"Look at Barbie's playhouse!" Megans & Tiffanies cried. "She even has a tiny TV!"


David Alpaugh

David Alpaugh


This was no playhouse but a house in earnest.
                                                       —Robert Frost

At Mattel® Toys in Rahway, New Jersey, in 1973,
we built Barbie’s vinyl playhouse by the skidful
to go under your Christmas tree.
We did, my colleagues, and me.

To my left a youth who wanted to kill Whitey;
to my right a Honk-if-you-love-Jesus nut;
straight ahead a Cuban exile someone said
was really built (all I could see was her butt).

The man in the middle was me.

And I was as white as the housewife’s
wash you see every weekday at three;
yes, I was whiter than Moby Dick,
bobbing on an Ahab-angry sea.

Maria snapped in isinglass windows.
Curtis stapled on the roof; Nat, the floor;
Joe College (I) got the thinking man’s
job—attaching the “detachable” door.

Then I’d pass it to the Jehovah’s Witness
who’d wince as she put Babylon in a box;
and off it would go on a conveyor belt
to L.A., Sioux City, or the Bronx—

where America was fabricating dreamgirls
with oohs & aahs beneath a tinselled tree:
”Look at Barbie’s playhouse!” Megans
& Tiffanies cried. “She even has a tiny TV!”

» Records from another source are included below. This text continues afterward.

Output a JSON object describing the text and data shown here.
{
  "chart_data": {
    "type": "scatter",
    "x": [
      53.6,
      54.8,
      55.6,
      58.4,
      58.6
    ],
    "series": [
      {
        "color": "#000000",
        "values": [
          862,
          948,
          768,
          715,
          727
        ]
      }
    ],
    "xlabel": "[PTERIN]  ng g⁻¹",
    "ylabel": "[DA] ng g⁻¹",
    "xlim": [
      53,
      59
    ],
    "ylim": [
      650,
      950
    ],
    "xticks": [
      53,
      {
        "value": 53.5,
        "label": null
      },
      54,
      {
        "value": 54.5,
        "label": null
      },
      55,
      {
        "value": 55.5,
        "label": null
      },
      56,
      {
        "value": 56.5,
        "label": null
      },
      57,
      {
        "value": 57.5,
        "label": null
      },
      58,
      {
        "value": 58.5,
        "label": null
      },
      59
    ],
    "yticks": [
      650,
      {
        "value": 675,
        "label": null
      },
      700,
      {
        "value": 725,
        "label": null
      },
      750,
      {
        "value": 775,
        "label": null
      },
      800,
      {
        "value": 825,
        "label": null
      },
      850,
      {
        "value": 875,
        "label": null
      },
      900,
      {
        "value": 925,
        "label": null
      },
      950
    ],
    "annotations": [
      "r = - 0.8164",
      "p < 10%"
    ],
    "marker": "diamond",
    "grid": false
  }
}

I’ve seen photographs of weary Asians
laying track for the railroad industry.
I’ve seen real Mexicans on their knees
picking lettuce for the A&P.

Many have worked hard for little;
few harder for less than we—
who sweated in worn out jeans and khakis
for a doll who cried APPEARANCE IS ALL.

as the White House began to fall in 1973.

Mr. Siereck Gets a Sense of Humor

There is a sense in which
I can slip my hand
into my side
pull out my liver
and slap it down bleeding
on pink butcher’s paper

to ave atque vale poor Hans Siereck,
laid out last week at a hundred and three
in Plainfield, New Jersey,

gruff, humorless butcher of my childhood,
lord of the long glass casket,
through which housewives viewed chops, cutlets,
legs of lamb, t-bones, kidneys, sweetbreads,

who’d watch in silence each week
as a boy eyed flesh and organs,
compared per-pound prices,
seeking affordable provender
for hungry snapping turtles.

“Please, Mister Siereck,
can I have twenty-five-cents-worth
of your very worst chopped meat?”

And two stores down, on an errand for mother,
“Six hard rolls and a loaf of Jewish rye.”

If I were Jay at Leventhal’s bakery
I’d say, “You don’t have to call our bread
Jewish—just say with seeds. That’s what
your mother means, isn’t it?”

And if I were Hans Siereck, I’d say,“Vy don’t you try 
your own liver? I cut you nize slize.
Snabbing turddles love it
and ist gut for them.”

I’d wipe the dark blood on my apron,
laugh to myself in High German,
and put another quarter in the register.